Finde den passenden Großformatdrucker für dich
Drucktechnologie
Die Drucktechnologie bestimmt maßgeblich, welche Materialien bedruckt werden können, wie schnell gedruckt wird und welche Druckqualität erreichbar ist. Die gängigsten Technologien im Großformatbereich sind Inkjet (Tintenstrahl) in verschiedenen Varianten, Latex, UV-LED und in Spezialfällen Solvent- bzw. Eco-Solvent-Systeme. Jede Technologie hat charakteristische Eigenschaften: Inkjet-Varianten bieten hohe Auflösung und Farbtiefe, Latex kombiniert Flexibilität mit schneller Aushärtung, UV-LED härtet Tinten sofort und ermöglicht das Bedrucken vieler starrer Substrate. Beim Vergleich solltest du auf Einsatzgebiet (Innen-/Außenbereich, FineArt, Beschriftungen), Materialvielfalt und gewünschte Haltbarkeit achten. Auch die Trocknungs- bzw. Aushärtungsart beeinflusst die Weiterverarbeitung und Handhabung.
Für Einsteiger ist es wichtig, die Technologie in Verbindung mit dem geplanten Einsatz abzuwägen, statt nur nach technischen Superlativen zu wählen.
Inkjet (Dye & Pigment)
- Vorteile: Sehr hohe Auflösung und Farbtiefe, geeignet für FineArt, Fotografien und Posters.
- Nachteile: Unterschiedliche Witterungsbeständigkeit je nach Tintensystem; spezielle Medien können nötig sein.
- Für wen: Fotodrucker, Galerien, Werbematerial mit hohem Anspruch an Bildqualität.
Latex
- Vorteile: Lösemittelfrei, geruchsarm, eignet sich für viele flexible und einige starre Substrate; schnelle Trocknung.
- Nachteile: Bei sehr feinen Fotodrucken oft etwas weniger tiefe Schwärze als beste Pigment-Inkjets.
- Für wen: Werbetechniker, Handel und Unternehmen mit Fokus auf Innen- und Außenwerbung.
UV-LED
- Vorteile: Tinten werden sofort gehärtet, dadurch möglich auf vielfältigen starren und flexiblen Medien zu drucken; langlebig.
- Nachteile: Höhere Anschaffungskosten; bei bestimmten Materialien können Haftungsprobleme auftreten.
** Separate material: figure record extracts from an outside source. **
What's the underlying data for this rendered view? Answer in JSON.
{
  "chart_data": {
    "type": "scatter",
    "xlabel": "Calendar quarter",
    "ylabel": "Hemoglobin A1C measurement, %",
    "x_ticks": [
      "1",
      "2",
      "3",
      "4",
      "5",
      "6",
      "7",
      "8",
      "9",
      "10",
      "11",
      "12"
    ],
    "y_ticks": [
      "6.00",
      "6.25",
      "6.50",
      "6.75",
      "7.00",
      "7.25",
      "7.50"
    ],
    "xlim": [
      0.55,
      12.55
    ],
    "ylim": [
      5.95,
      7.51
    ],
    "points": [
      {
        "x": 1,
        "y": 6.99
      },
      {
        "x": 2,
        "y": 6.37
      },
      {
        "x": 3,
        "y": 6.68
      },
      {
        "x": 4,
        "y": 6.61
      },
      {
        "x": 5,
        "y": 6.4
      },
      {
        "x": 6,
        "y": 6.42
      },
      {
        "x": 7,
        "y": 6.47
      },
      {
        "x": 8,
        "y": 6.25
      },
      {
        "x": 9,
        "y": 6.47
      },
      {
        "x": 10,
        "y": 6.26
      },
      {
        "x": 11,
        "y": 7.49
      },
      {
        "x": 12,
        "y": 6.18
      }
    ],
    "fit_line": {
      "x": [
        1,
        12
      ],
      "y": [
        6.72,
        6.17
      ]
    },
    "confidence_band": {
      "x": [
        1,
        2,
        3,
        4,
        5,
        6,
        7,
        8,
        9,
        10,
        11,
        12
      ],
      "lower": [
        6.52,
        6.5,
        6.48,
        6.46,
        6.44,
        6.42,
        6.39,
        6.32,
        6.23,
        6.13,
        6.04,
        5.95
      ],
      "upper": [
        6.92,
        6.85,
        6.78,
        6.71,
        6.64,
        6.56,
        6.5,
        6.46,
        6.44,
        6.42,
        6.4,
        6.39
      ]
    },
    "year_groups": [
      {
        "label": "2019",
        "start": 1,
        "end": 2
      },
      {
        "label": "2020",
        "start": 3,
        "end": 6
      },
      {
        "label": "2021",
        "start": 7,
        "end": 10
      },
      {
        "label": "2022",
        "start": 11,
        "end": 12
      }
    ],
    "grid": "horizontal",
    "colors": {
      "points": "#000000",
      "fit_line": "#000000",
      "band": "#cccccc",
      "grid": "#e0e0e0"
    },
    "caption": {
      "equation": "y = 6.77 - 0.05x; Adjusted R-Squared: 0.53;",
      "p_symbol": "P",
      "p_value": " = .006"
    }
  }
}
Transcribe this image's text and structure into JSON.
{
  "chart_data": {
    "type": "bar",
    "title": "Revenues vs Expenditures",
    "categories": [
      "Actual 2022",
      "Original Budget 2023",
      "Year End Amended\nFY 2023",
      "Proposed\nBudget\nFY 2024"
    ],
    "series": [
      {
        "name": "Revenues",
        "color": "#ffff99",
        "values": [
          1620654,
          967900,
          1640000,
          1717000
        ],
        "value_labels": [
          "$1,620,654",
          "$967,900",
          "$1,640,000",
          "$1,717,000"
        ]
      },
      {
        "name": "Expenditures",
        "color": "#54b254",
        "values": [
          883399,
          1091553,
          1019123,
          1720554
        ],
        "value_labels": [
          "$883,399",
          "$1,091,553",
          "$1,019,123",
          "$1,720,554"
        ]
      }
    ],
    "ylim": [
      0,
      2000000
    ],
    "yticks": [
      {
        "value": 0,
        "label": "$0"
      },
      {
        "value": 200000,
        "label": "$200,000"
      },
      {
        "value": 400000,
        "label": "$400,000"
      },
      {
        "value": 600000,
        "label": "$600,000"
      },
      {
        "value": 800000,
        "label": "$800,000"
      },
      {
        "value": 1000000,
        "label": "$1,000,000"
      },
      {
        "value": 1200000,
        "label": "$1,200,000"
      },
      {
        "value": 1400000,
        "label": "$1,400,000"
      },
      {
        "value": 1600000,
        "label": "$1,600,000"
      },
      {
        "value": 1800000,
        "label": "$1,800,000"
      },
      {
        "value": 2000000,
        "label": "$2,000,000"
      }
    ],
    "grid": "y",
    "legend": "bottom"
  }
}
- Für wen: Industriebetriebe und Druckereien, die starre Displays, Schilder und POP-Materialien herstellen.
Druckbreite & Medienformate
Die benötigte Druckbreite ist eines der ersten Entscheidungskriterien: Großformatdrucker kommen in Breiten von etwa 24 Zoll (ca. 60 cm) bis über 3 Metern. Die Wahl hängt von deinen typischen Anwendungen ab: Wer vorwiegend Poster, Rollups oder kleinere Banner druckt, kommt mit schmaleren Modellen aus; wer Textilien, Fahrzeugbeklebungen oder großflächige Werbebanner produziert, benötigt deutlich größere Druckbreite. Neben der reinen Breite spielt die maximale Materiallänge bzw. ob der Drucker Endlosmaterial verarbeiten kann eine Rolle. Manche Maschinen können zusätzlich starre Platten verarbeiten und bieten so doppelte Flexibilität.
Plane auch den Platzbedarf und den Umgang mit Rollenware ein: Papier- oder Folienrollen, Breitenwechsel und das Handling großer Medien beeinflussen den Arbeitsablauf erheblich.
Schmale bis mittlere Breiten (bis ~1,6 m)
- Einsatz: Poster, Fotos, Rollups, kleine Banner und Innenraumgrafik.
- Vorteile: Kompaktere Geräte, weniger Platzbedarf, oft günstiger in der Einrichtung.
- Für wen: Kleine Druckereien, Fotografen, Werbeagenturen mit mittelgroßem Output.
Breite Formate (>1,6 m bis 3 m)
- Einsatz: Großbanner, Fahrzeugfolierungen, Messegrafiken und textile Drucke.
- Vorteile: Größere Flexibilität für Werbetechnik und Folienanwendungen.
- Für wen: Werbetechniker, Fahrzeugbeschrifter, Großproduktionen.
Sehr große Formate und industrielle Breiten
- Einsatz: Industrielle Anwendungen, Fassadengroßdruck, spezielle Werbeprojekte.
- Vorteile: Sehr große Einzelstücke möglich, geeignet für großvolumige Produktionen.
- Für wen: Großformatdruckereien und industrielle Hersteller.